The kibbutz was founded in 1971 by a core group of settlers from the Machanot HaOlim Zionist youth movement. Although they had intended to settle in Beit HaArava in the southern Jordan River Valley, they were eventually persuaded to move to the Golan Heights. The original settlement was shelled during the Yom Kippur War, and most buildings were repaired except for one or two prefabs.

==Climate==

El Rom has a Mediterranean-type climate, with warm and dry summer followed by cold and humid winter. Being at the northern part of the Golan Heights and at an altitude of over 1000 m above sea level gives it a unique year-round weather in comparison to most of Israel. Summer time, in between May and September, is dry with almost no precipitation at all and temperatures of 25–30 C during the day in the hot months of July and August. Nights are mostly cool due to the continental wind blowing from the vast desert to the east. Winter temperature averages 7 C in the cold months of January and February during the day and lows of 2-3 C, at times dropping down to -15 C. The rains start in September and go on until May, filling up the reservoirs and giving a lot of water to the Sea of Galilee.

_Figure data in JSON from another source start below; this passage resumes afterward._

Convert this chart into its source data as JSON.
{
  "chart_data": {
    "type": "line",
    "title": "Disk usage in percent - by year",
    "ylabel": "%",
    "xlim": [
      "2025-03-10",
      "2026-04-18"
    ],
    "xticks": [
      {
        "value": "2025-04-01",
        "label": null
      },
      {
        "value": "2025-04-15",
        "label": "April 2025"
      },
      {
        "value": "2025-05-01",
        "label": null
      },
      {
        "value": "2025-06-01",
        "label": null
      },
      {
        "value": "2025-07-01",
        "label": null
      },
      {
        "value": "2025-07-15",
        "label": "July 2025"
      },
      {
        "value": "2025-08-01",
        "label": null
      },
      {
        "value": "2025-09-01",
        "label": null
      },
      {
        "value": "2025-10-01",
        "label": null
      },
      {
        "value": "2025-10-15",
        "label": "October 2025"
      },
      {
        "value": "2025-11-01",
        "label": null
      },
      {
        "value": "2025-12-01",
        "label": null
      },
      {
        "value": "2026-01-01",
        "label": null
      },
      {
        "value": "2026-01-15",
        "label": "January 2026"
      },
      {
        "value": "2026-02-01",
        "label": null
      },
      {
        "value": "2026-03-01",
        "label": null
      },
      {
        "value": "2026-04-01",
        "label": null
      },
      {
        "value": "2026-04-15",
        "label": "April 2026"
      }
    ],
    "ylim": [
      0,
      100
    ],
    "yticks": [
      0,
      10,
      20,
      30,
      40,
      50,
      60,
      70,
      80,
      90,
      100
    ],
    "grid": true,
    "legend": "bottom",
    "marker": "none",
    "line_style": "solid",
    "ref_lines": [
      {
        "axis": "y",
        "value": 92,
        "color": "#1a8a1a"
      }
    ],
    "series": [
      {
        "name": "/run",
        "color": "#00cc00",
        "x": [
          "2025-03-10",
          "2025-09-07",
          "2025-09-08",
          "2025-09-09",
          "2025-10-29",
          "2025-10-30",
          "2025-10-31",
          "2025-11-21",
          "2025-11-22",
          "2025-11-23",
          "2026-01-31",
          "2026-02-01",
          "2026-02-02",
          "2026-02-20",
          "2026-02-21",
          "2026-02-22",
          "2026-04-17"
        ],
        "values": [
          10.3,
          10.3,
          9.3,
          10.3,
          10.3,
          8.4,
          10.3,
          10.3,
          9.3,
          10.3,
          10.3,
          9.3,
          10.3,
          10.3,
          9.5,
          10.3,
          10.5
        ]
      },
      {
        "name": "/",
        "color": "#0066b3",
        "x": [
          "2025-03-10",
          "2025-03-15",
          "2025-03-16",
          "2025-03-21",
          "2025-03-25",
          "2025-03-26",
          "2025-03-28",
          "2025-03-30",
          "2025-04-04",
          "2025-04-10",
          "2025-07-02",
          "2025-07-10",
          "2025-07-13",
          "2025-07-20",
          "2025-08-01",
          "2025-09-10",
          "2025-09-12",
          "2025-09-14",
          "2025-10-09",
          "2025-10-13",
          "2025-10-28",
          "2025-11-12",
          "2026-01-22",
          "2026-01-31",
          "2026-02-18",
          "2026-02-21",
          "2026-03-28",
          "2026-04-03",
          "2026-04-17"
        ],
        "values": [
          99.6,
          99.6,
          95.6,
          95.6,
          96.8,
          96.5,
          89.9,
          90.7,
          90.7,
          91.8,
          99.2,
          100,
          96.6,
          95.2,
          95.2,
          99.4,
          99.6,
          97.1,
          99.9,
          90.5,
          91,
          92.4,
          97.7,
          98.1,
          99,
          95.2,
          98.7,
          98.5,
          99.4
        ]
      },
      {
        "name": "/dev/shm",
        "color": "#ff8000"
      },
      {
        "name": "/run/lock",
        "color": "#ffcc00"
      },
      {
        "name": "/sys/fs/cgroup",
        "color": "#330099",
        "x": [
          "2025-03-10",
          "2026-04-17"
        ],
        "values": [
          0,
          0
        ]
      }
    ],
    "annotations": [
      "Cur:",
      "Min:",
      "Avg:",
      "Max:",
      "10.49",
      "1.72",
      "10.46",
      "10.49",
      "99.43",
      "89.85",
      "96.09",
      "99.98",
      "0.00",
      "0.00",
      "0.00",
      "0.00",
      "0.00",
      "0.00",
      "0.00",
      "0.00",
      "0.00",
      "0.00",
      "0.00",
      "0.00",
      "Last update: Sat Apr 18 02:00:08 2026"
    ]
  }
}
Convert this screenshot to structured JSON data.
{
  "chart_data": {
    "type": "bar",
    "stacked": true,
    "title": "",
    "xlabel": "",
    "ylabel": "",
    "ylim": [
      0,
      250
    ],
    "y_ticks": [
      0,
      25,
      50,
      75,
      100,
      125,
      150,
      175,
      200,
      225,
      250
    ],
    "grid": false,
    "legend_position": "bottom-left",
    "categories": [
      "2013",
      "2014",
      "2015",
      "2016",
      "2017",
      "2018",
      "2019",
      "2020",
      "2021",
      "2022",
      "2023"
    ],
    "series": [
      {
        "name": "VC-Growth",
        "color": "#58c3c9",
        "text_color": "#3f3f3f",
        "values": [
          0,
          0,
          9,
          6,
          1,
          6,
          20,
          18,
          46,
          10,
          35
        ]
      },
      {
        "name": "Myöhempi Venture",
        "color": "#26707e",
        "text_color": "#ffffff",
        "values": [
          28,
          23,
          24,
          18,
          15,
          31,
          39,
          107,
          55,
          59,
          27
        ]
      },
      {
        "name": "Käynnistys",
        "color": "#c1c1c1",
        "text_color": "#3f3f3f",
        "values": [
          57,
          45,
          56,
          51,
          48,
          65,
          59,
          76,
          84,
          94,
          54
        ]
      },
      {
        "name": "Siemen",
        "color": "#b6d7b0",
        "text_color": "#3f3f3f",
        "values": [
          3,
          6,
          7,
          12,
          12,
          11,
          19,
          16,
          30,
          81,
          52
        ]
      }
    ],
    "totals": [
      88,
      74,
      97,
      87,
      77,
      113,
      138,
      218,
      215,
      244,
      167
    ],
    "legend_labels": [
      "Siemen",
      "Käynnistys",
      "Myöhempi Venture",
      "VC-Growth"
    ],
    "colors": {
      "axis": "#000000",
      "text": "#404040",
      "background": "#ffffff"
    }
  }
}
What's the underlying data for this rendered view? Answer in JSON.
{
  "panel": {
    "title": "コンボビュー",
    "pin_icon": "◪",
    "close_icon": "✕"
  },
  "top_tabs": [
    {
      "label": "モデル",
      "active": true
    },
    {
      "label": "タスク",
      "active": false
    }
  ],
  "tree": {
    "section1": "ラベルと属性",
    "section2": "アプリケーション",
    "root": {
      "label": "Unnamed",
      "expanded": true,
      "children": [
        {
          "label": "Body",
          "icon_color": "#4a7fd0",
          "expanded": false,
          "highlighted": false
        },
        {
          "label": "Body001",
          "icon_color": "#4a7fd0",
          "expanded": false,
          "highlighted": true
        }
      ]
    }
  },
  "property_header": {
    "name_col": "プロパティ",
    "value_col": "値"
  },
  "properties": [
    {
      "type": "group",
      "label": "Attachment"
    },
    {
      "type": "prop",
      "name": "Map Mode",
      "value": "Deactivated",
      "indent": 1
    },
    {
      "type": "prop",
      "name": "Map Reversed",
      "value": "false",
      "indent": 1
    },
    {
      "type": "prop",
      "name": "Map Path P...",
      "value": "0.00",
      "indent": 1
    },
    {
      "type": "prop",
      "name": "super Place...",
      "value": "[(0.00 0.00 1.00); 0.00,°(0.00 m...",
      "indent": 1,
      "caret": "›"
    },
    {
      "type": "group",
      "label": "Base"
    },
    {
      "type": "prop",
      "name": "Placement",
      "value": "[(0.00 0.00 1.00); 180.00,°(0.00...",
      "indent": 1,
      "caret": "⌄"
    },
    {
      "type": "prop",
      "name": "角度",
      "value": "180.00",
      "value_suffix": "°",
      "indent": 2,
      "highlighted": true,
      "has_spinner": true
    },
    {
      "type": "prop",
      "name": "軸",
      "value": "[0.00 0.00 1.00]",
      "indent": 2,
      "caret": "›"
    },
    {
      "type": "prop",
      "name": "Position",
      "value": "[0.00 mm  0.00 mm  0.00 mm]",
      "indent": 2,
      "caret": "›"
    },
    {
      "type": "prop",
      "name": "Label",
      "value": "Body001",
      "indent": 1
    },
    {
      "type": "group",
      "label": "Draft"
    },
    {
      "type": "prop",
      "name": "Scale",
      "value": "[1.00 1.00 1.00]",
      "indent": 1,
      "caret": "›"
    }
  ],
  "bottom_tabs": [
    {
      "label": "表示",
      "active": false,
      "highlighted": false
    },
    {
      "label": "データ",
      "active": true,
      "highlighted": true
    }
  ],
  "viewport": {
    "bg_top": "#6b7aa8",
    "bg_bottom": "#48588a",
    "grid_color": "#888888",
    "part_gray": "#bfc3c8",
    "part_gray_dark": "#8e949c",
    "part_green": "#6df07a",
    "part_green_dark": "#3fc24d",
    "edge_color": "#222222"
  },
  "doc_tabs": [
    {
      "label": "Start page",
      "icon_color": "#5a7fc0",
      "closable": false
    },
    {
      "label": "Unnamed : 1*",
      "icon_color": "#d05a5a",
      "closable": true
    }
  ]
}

The annual precipitation averages 940 mm of rain and occasional snow, but the last few years show lesser precipitation and higher temperatures. Fog is very common throughout the year.

==Economy==
The economy is based primarily on agriculture. Crops include apples, pears, strawberries, and grapes for wine. A cider house producing British-style alcoholic cider operates on the kibbutz. They also raise cattle and chickens. In 1984, the kibbutz established El Rom Studios to provide an alternative employment opportunities and revenue stream. The studios command a large share of the market for adding subtitles as well as other translation services for film and television. In Israel, since foreign language movies and TV programs are rarely dubbed, there is a constant need to provide these services.

==Transportation==
The Golan Regional Council operates three buses per day from El Rom to the Israeli city of Kiryat Shmona. The bus line also stops at Buq'ata, Mas'ade, Majdal Shams, and Neve Ativ. The bus ride to Kiryat Shmona takes approximately 35 minutes. El Rom is located close to Highway 98, a major road running through the Golan Heights.